|Ji, Junli - ISU|
|Bhattacharyya, Madan - ISU|
Submitted to: Plant Biology
Publication Type: Peer Reviewed Journal
Publication Acceptance Date: April 3, 2006
Publication Date: July 5, 2006
Citation: Ji, J., Scott, M.P., Bhattacharyya, M.K. 2006. Light is essential for degradation of ribulose-1,5-biphosphate carboxylase-oxygenase large subunit during sudden death syndrome development in soybean. Plant Biology. 8:597-605. Interpretive Summary: Soybean sudden death syndrome (SDS) is a disease that reduces the yield of soybeans yields in 10 states. A toxin produced by a fungal pathogen causes infected plants to die. In order to control this disease, it is important to understand the moleculuar mechanisms causing the disease symptoms. We determined that the leaves of plants exposed to the toxin are killed by an accumulation of reactive oxygen species and we demonstrated the feasability of isolating the toxin. This will allow us to characterize the SDS toxin molecularly. This information will facilitate development of plants that are resistant to the disease, benefiting soybean producers by increasing yields.

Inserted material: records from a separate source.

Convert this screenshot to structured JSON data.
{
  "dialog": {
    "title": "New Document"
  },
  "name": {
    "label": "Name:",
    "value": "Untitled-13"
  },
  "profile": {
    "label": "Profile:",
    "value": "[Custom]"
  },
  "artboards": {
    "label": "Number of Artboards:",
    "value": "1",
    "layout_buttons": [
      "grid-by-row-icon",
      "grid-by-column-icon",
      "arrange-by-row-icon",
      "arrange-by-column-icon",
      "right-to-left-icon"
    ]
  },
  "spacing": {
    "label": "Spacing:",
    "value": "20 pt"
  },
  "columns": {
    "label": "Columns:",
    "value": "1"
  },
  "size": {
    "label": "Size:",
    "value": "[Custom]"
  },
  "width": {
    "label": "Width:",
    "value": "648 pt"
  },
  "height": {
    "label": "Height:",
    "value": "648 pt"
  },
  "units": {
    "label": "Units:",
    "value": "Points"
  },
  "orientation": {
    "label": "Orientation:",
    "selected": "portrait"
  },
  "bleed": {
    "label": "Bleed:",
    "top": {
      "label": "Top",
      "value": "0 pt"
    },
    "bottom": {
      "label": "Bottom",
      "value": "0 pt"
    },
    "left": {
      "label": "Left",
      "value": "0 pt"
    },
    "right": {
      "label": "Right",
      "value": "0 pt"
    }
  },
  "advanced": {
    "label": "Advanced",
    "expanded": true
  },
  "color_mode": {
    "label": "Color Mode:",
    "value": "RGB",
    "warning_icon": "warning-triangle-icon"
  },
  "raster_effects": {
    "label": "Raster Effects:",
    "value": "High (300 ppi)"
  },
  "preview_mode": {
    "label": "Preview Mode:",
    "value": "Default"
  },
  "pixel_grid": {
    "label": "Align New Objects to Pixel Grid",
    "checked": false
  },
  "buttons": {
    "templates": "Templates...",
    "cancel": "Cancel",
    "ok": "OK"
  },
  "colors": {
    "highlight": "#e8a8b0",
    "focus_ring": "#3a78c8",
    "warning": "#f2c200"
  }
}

Technical Abstract: Fusarium solani f. sp. glycines (Fsg) has been reported to produce at least two phytotoxins. Cell-free Fsg-culture filtrates containing phytotoxins have been shown to develop foliar sudden death syndrome (SDS) in soybean. We have investigated the changes in protein profiles of diseased leaves caused by cell-free Fsg-culture filtrates prepared from Fsg isolates. Two-dimensional sodium dodecyl sulfate-polyacrylamide gel electrophoresis (PAGE) was conducted to investigate the protein profiles of diseased and healthy leaves. An approximately 55 kDa protein was found to be degraded in diseased leaves. Matrix-assisted laser desorption-ionization time-of-flight mass spectrometric analyses and database search revealed that the degraded protein is the ribulose 1,5-bisphosphate carboxylase/oxygenase (Rubisco) large subunit which is involved in carbon assimilation and photorespiration. This result was confirmed by western blotting experiments. We have shown that light is essential for degradation of Rubisco large subunit by cell-free Fsg-culture filtrates. Cell-free Fsg-culture-induced degradation of Rubisco large subunit was accompanied by accumulation of reactive oxygen species under light conditions. Terminal deoxynucleotidyl transferase-mediated nick-end labeling experiments suggested that programmed cell death was initiated in leaves of seedlings fed with cell-free Fsg culture-filtrates. The degradation of Rubisco large subunit, accumulation of free radicals and programmed cell death also occurred in leaves of seedlings fed with active anion-exchange column fractions prepared from cell-free Fsgculture filtrates. These results suggest that in presence of light Fsg-culture filtrates containing phytotoxins cause degradation of Rubisco large subunit and accumulation of free radicals, and thereby, initiate programmed cell death leading to foliar SDS development in soybean.